Em 2024, oficiais de justiça foram em busca de Carlos na empresa e ouviram do supervisor de recursos humanos que ele era prestador de serviços da companhia. Ele também aparece vestindo uniforme da Piloto Embalagens e touca de proteção em foto postada nas redes sociais.
Patrimônio blindado
O nome de quem estaria por trás dos “laranjas” é Guimar Alves. Ele responde a mais de uma dezena de processos por dívidas que chegam a R$ 87 milhões. Em nome dele, só há empresas antigas com registros cancelados. A Justiça, quando procura bens e contas bancárias para satisfazer dívidas, não encontra nada.
O Banco Nacional de Desenvolvimento Econômico e Social (BNDES) e dois pesos pesados da indústria o acusam de realizar calotes milionários. Parte desses credores ainda afirma que ele comete essas fraudes para se esquivar de dívidas e manter o alto padrão de vida.
Segundo essas empresas, suas joias da coroa estão em nome de funcionários e parentes. As dívidas se arrastam por anos e, em meio a bloqueios frustrados, o empresário pede a prescrição das cobranças. O processo mais recente diz respeito a R$ 15 milhões.
Trata-se de uma ação da Polo Indústria, do ramo de material plástico, referente a uma dívida da Plasticom, uma das empresas do império de Guimar. A dívida de R$ 1,5 milhão, datada de 2005, não foi paga até hoje. Em 18 anos, o valor cresceu 10 vezes.
Outro lado
Por meio de nota, o escritório Aluizio Ramos Advogados Associados afirmou que “tanto os casos do Grupo Ribeirão Bonito quanto no do Grupo AgroGalaxy, ambos iniciaram com tramitação em segredo de Justiça, sendo que um dos juízos optou por mantê-lo em segredo e outro não”. O texto destaca que cabe à Justiça definir se mantém a restrição.
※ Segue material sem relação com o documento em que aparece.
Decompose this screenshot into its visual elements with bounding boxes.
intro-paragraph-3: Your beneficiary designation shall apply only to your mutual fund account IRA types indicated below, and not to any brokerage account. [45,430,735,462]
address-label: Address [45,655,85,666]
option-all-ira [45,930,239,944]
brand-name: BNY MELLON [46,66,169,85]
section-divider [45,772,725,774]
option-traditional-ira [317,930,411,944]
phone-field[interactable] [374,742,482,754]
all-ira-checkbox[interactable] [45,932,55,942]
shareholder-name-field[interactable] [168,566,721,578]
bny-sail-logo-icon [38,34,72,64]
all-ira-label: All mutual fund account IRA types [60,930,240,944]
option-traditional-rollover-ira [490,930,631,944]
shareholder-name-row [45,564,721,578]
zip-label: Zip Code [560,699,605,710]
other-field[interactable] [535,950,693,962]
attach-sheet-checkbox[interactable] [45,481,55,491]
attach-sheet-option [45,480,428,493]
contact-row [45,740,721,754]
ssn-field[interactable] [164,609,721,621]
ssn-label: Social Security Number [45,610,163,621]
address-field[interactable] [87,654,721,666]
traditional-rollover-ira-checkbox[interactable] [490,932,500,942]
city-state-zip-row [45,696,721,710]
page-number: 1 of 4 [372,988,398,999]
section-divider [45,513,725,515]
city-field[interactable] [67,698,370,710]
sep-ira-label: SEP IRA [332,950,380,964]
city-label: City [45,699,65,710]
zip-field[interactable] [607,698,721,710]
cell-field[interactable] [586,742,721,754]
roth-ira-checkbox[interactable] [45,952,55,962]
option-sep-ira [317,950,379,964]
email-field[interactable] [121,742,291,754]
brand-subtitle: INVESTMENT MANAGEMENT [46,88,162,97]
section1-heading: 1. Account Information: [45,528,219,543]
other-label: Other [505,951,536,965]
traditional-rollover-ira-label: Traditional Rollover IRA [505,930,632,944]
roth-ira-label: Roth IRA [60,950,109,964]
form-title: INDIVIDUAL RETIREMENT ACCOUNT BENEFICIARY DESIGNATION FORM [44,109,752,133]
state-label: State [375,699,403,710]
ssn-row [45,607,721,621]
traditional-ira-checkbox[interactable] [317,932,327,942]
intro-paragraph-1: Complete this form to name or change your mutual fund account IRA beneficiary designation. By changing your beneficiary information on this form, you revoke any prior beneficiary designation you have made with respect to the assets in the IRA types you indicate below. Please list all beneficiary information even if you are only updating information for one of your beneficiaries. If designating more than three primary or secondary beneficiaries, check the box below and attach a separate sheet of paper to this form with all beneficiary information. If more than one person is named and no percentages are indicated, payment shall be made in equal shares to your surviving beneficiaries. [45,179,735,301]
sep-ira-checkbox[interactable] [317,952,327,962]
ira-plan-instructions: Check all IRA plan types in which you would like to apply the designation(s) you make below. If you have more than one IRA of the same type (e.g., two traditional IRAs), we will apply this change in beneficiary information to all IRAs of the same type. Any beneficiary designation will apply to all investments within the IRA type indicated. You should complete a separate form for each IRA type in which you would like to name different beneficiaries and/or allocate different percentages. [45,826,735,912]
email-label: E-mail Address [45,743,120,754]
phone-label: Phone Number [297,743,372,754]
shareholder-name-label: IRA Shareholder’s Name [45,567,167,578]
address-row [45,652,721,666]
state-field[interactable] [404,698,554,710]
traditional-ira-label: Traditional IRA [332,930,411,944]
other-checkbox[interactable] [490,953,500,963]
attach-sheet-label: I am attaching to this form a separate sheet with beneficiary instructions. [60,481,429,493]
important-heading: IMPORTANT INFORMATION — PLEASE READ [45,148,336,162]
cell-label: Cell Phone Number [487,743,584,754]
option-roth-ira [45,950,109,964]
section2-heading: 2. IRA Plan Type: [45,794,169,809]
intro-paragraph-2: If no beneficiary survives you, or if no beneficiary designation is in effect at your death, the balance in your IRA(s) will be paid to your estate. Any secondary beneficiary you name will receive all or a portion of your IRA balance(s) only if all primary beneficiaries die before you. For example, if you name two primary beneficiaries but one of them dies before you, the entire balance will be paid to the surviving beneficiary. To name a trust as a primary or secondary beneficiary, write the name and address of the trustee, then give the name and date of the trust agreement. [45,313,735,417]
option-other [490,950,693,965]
“O que podemos esclarecer é que não vislumbramos na manutenção do segredo de Justiça, opção daquela serventia, em quaisquer prejuízos aos credores, uma vez que todos os interessados no feito têm se habilitado no processo e tido acesso integral aos autos. Além do mais, todas as informações são adequadamente publicadas no Diário de Justiça e disponibilizadas pelo administrador judicial”, continua o texto.
A nota ainda reafirma: “deste modo, ratificamos que não há qualquer força decisória deste escritório na manutenção ou não de processos em recuperação judicial em segredo de justiça, opção a qual apenas compete ao juiz que decide os casos.”